Kemensos mengundang Bekas napiter yang kembali setia ke negara untuk share pengalaman ke bekas napiter lain, pribadi dan anak yang terkena.
“Anak-anak umumnya benar-benar menyukai teroris tertentu. Dengarkan instruksi pujaannya diharap menolong mereka kembali lagi ke jalan yang betul,” kata Kanya.
258 Anak Bisa Pemulihan Sosial
Kepala Sentral Handayani Romal Uli Jaya Sinaga yang ikut datang menjelaskan faksinya sudah memberi pemulihan sosial ke 258 anak dan keluarga yang terkena radikalisme semenjak 2016 sampai sekarang ini.
Romal menjelaskan pemulihan yang diberi mengutamakan pendekatan biopsikososial dan ada hubungan terbuka pada tempat pemulihan.
Sentral Handayani sendiri memberi layanan ke anak returnis, deportan, dan penangkapan Densus 88 dalam negeri.
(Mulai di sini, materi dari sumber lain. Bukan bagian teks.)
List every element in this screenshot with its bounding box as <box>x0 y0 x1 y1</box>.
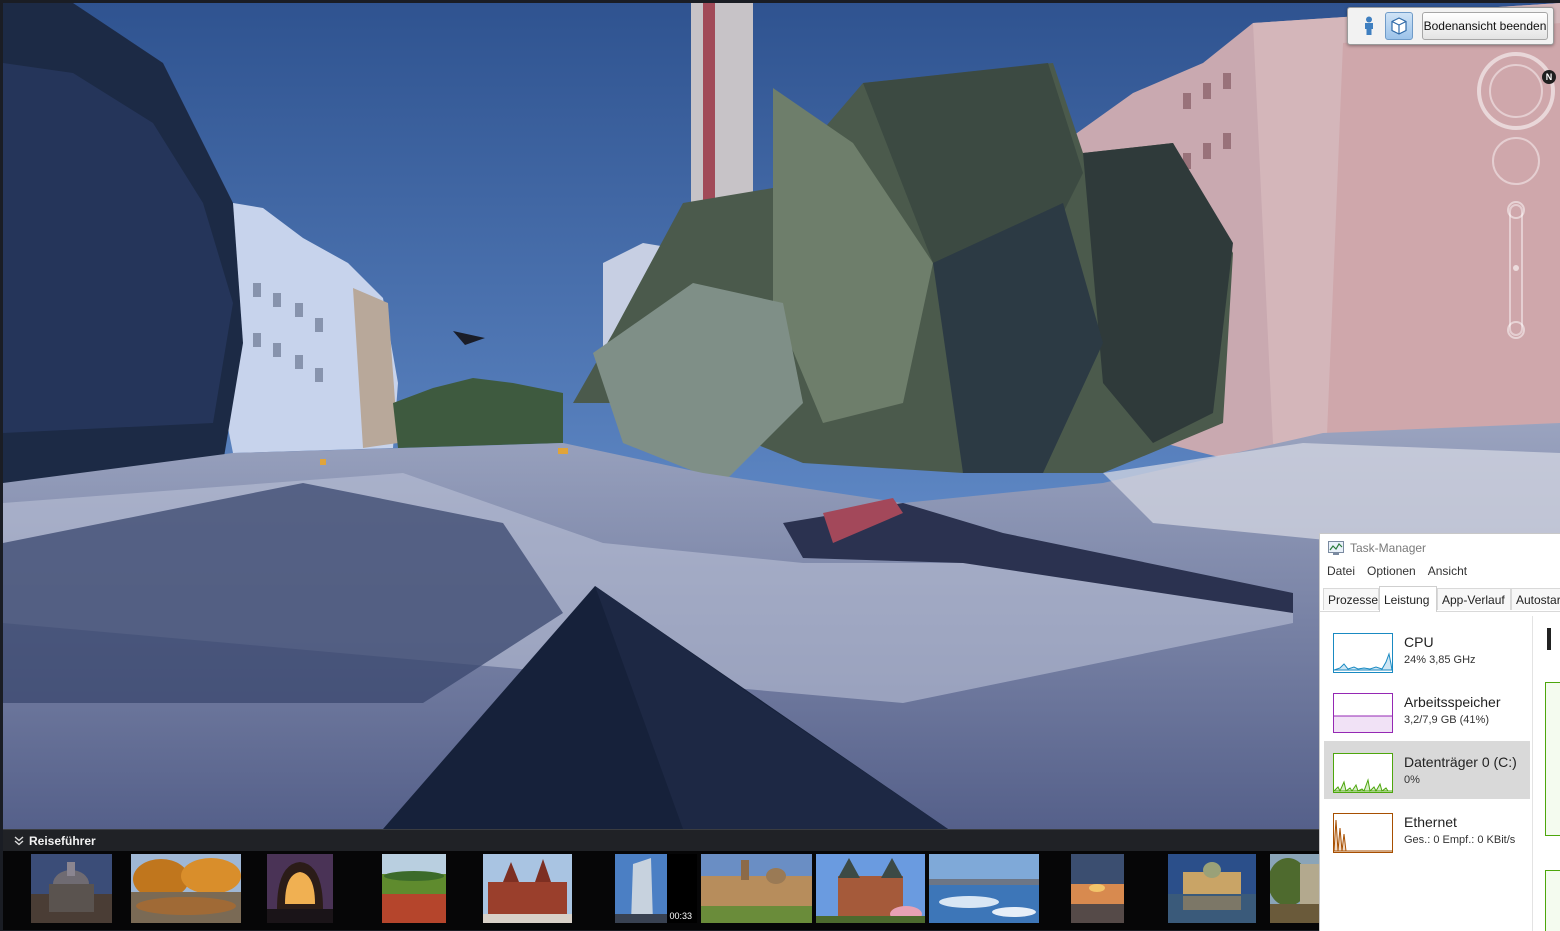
thumbnail-autumn-park-pond[interactable] <box>131 854 241 923</box>
detail-graph-fragment-2 <box>1545 870 1560 931</box>
double-chevron-down-icon[interactable] <box>14 835 24 846</box>
menu-options[interactable]: Optionen <box>1367 564 1416 584</box>
menu-file[interactable]: Datei <box>1327 564 1355 584</box>
thumbnail-city-gate-towers[interactable] <box>816 854 925 923</box>
task-manager-titlebar[interactable]: Task-Manager <box>1320 534 1560 562</box>
tour-guide-panel: Reiseführer 00:33 <box>3 829 1319 930</box>
performance-resource-list: CPU 24% 3,85 GHz Arbeitsspeicher 3,2/7,9… <box>1320 616 1533 931</box>
detail-graph-fragment <box>1545 682 1560 836</box>
north-indicator[interactable]: N <box>1542 70 1556 84</box>
resource-name: CPU <box>1404 634 1434 650</box>
memory-graph <box>1333 693 1393 733</box>
resource-cpu[interactable]: CPU 24% 3,85 GHz <box>1324 621 1530 679</box>
thumbnail-brick-gothic-building[interactable] <box>483 854 572 923</box>
resource-detail: 24% 3,85 GHz <box>1404 654 1476 666</box>
menu-view[interactable]: Ansicht <box>1428 564 1467 584</box>
building-cube-icon[interactable] <box>1385 12 1413 40</box>
ethernet-graph <box>1333 813 1393 853</box>
tab-performance[interactable]: Leistung <box>1379 586 1437 612</box>
task-manager-window: Task-Manager Datei Optionen Ansicht Proz… <box>1319 533 1560 931</box>
thumbnail-duration: 00:33 <box>667 911 694 921</box>
resource-detail: 0% <box>1404 774 1420 786</box>
thumbnail-baroque-city-skyline[interactable] <box>701 854 812 923</box>
zoom-slider[interactable] <box>1507 201 1525 339</box>
resource-detail: 3,2/7,9 GB (41%) <box>1404 714 1489 726</box>
detail-heading-fragment <box>1547 628 1551 650</box>
tab-startup[interactable]: Autostar <box>1511 588 1560 610</box>
resource-name: Datenträger 0 (C:) <box>1404 754 1517 770</box>
exit-ground-view-button[interactable]: Bodenansicht beenden <box>1422 12 1548 40</box>
resource-disk[interactable]: Datenträger 0 (C:) 0% <box>1324 741 1530 799</box>
resource-name: Arbeitsspeicher <box>1404 694 1501 710</box>
thumbnail-illuminated-dome-night[interactable] <box>267 854 333 923</box>
resource-name: Ethernet <box>1404 814 1457 830</box>
thumbnail-dome-cathedral[interactable] <box>31 854 112 923</box>
resource-detail: Ges.: 0 Empf.: 0 KBit/s <box>1404 834 1516 846</box>
ground-view-toolbar: Bodenansicht beenden <box>1347 7 1554 45</box>
tour-guide-header[interactable]: Reiseführer <box>3 829 1319 851</box>
cpu-graph <box>1333 633 1393 673</box>
compass-ring[interactable] <box>1477 52 1555 130</box>
tab-processes[interactable]: Prozesse <box>1323 588 1379 610</box>
disk-graph <box>1333 753 1393 793</box>
tour-guide-title: Reiseführer <box>29 833 96 848</box>
navigation-controls: N <box>1475 50 1560 350</box>
person-icon[interactable] <box>1355 12 1383 40</box>
tab-app-history[interactable]: App-Verlauf <box>1437 588 1511 610</box>
svg-text:N: N <box>1546 72 1553 82</box>
thumbnail-park-trees[interactable] <box>1270 854 1319 923</box>
thumbnail-town-hall-reflection[interactable] <box>1168 854 1256 923</box>
task-manager-title: Task-Manager <box>1350 541 1427 555</box>
performance-detail-pane <box>1534 616 1560 931</box>
resource-ethernet[interactable]: Ethernet Ges.: 0 Empf.: 0 KBit/s <box>1324 801 1530 859</box>
resource-memory[interactable]: Arbeitsspeicher 3,2/7,9 GB (41%) <box>1324 681 1530 739</box>
task-manager-icon <box>1328 541 1344 555</box>
thumbnail-sunset-beach[interactable] <box>1071 854 1124 923</box>
thumbnail-poppy-field[interactable] <box>382 854 446 923</box>
thumbnail-frozen-river-city[interactable] <box>929 854 1039 923</box>
video-duration-badge: 00:33 <box>667 854 697 923</box>
tab-bar: Prozesse Leistung App-Verlauf Autostar <box>1320 586 1560 612</box>
look-joystick[interactable] <box>1492 137 1540 185</box>
thumbnail-skyscraper[interactable] <box>615 854 669 923</box>
menu-bar: Datei Optionen Ansicht <box>1320 564 1560 584</box>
Anak-anak ini dipisah jadi dua kelompok, yakni anak korban jaringan terorisme dan anak bertemu dengan hukum (ABH) kasus terorisme.
“ABH kasus terorisme umumnya mempunyai pengetahuan yang kuat dan rawan menebarkan memahami itu ke anak yang lain,” ucapnya.
“Maka dari itu, mereka ditaruh di fasilitas transit untuk dilaksanakan obvervasi pada sikap mereka. kekerasan untuk kedua pihak,” lebih Romal.